I will remove `struct dsa_lag` in v4.

>> >     - Remember that the only reason why the DSA framework and the
>> >       syntactic sugar exists is that we are presenting the hardware a
>> >       unified view for the ports which have a struct net_device registered,
>> >       and the ports which don't (DSA links and CPU ports). The argument
>> >       really needs to be broken down into two:
>> >       - For cross-chip DSA links, I can see why it was convenient for
>> >         you to have the dsa_lag_by_dev(ds->dst, lag_dev) helper. But
>> >         just as we currently have a struct net_device *bridge_dev in
>> >         struct dsa_port, so we could have a struct net_device *bond,
>> >         without the extra fat of struct dsa_lag, and reference counting,
>> >         active ports, etc etc, would become simpler (actually inexistent
>> >         as far as the DSA layer is concerned). Two ports are in the same
>> >         bond if they have the same struct net_device *bond, just as they
>> >         are bridged if they have the same struct net_device *bridge_dev.
>> >       - For CPU ports, this raises an important question, which is
>> >         whether LAG on switches with multiple CPU ports is ever going to
>> >         be a thing. And if it is, how it is even going to be configured
>> >         from the user's perspective. Because on a multi-CPU port system,
>> >         you should actually see it as two bonding interfaces back to back.
>> >         First, there's the bonding interface that spans the DSA masters.
>> >         That needs no hardware offloading. Then there's the bonding
>> >         interface that is the mirror image of that, and spans the CPU
>> >         ports. I think this is a bit up in the air now. Because with
>>
>> Aside. On our devices we use the term cpu0, cpu1 etc. to refer to a
>> switch port that is connected to a CPU. The CPU side of those
>> connections are chan0, chan1 ("channel"). I am not saying we have to
>> adopt those, but some unambiguous terms would be great in these
>> conversations.
>
> You have me confused. chan0, chan1 are DSA master interfaces? Can we
> keep calling them DSA master interfaces, or do you find that confusing?

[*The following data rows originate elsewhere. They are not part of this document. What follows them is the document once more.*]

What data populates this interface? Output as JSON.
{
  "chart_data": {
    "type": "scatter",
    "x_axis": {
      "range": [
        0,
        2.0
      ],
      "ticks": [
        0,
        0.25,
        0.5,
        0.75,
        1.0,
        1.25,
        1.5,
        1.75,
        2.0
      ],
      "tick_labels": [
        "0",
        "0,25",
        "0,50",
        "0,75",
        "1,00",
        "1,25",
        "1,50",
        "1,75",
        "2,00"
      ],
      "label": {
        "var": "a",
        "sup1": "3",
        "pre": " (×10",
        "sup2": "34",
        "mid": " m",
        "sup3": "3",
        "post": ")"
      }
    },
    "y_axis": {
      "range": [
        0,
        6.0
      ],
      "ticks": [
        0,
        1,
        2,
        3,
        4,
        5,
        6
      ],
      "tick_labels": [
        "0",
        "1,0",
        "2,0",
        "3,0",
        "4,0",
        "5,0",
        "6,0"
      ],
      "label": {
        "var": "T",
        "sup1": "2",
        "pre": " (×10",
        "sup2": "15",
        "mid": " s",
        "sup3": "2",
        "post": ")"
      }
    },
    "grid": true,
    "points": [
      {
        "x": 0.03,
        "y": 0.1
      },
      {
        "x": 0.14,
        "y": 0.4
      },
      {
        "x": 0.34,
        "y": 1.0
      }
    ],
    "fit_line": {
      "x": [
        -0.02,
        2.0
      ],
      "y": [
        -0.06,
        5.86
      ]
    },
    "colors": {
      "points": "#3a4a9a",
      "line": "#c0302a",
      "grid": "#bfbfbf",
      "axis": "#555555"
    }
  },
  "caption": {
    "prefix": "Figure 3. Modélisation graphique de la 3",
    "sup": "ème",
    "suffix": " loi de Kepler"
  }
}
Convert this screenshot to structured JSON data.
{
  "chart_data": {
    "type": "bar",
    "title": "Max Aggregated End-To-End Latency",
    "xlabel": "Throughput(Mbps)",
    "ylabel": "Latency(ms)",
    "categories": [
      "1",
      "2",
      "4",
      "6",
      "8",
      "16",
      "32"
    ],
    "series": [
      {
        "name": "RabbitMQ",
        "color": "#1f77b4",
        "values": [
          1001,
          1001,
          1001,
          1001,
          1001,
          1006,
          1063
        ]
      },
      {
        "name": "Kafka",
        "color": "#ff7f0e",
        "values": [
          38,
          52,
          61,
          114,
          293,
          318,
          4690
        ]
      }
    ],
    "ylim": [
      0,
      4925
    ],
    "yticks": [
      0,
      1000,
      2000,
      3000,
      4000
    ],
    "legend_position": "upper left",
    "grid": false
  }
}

Not confusing, just a mouthful. It was just an idea, DSA master
interface works.

>> >         your struct dsa_lag or without, we still have no bonding device
>> >         associated with it, so things like the balancing policy are not
>> >         really defined.
>> >
>>
>> I have a different take on that. I do not think you need to create a
>> user-visible LAG at all in that case. You just setup the hardware to
>> treat the two CPU ports as a static LAG based on the information from
>> the DT. Then you attach the same rx handler to both. On tx you hash and
>> loadbalance on flows that allow it (FORWARDs on mv88e6xxx) and use the
>> primary CPU port for control traffic (FROM_CPU).
>>
>> The CPU port is completely defined by the DT today, so I do not see why
>> we could not add balancing policy to that if it is ever required.
>
> Hashing policy for a bonding interface, defined in DT? Yummm.

Notice the "if it is ever required" part, I can not see why it ever
would be. The driver will know how to get the best loadbalancing out of
the hardware.

>> > I would like you to reiterate some of the reasons why you prefer having
>> > struct dsa_lag.
>>
>> I hope I did that already. But I will add that if there was a dst->priv
>> for the drivers to use as they see fit, I guess the bookkeeping could be
>> moved into the mv88e6xxx driver instead if you feel it pollutes the DSA
>> layer. Maybe you can not assume that all chips in a tree use a
>> compatible driver though?
>
> I don't think the DSA switch tree is private to anyone.

Well I need somewhere to store the association from LAG netdev to LAG
ID. These IDs are shared by all chips in the tree. It could be
replicated on each ds of course, but that does not feel quite right.

>> Are there any other divers that support multi-chip that might want to
>> use the same thing?
>
> Nope.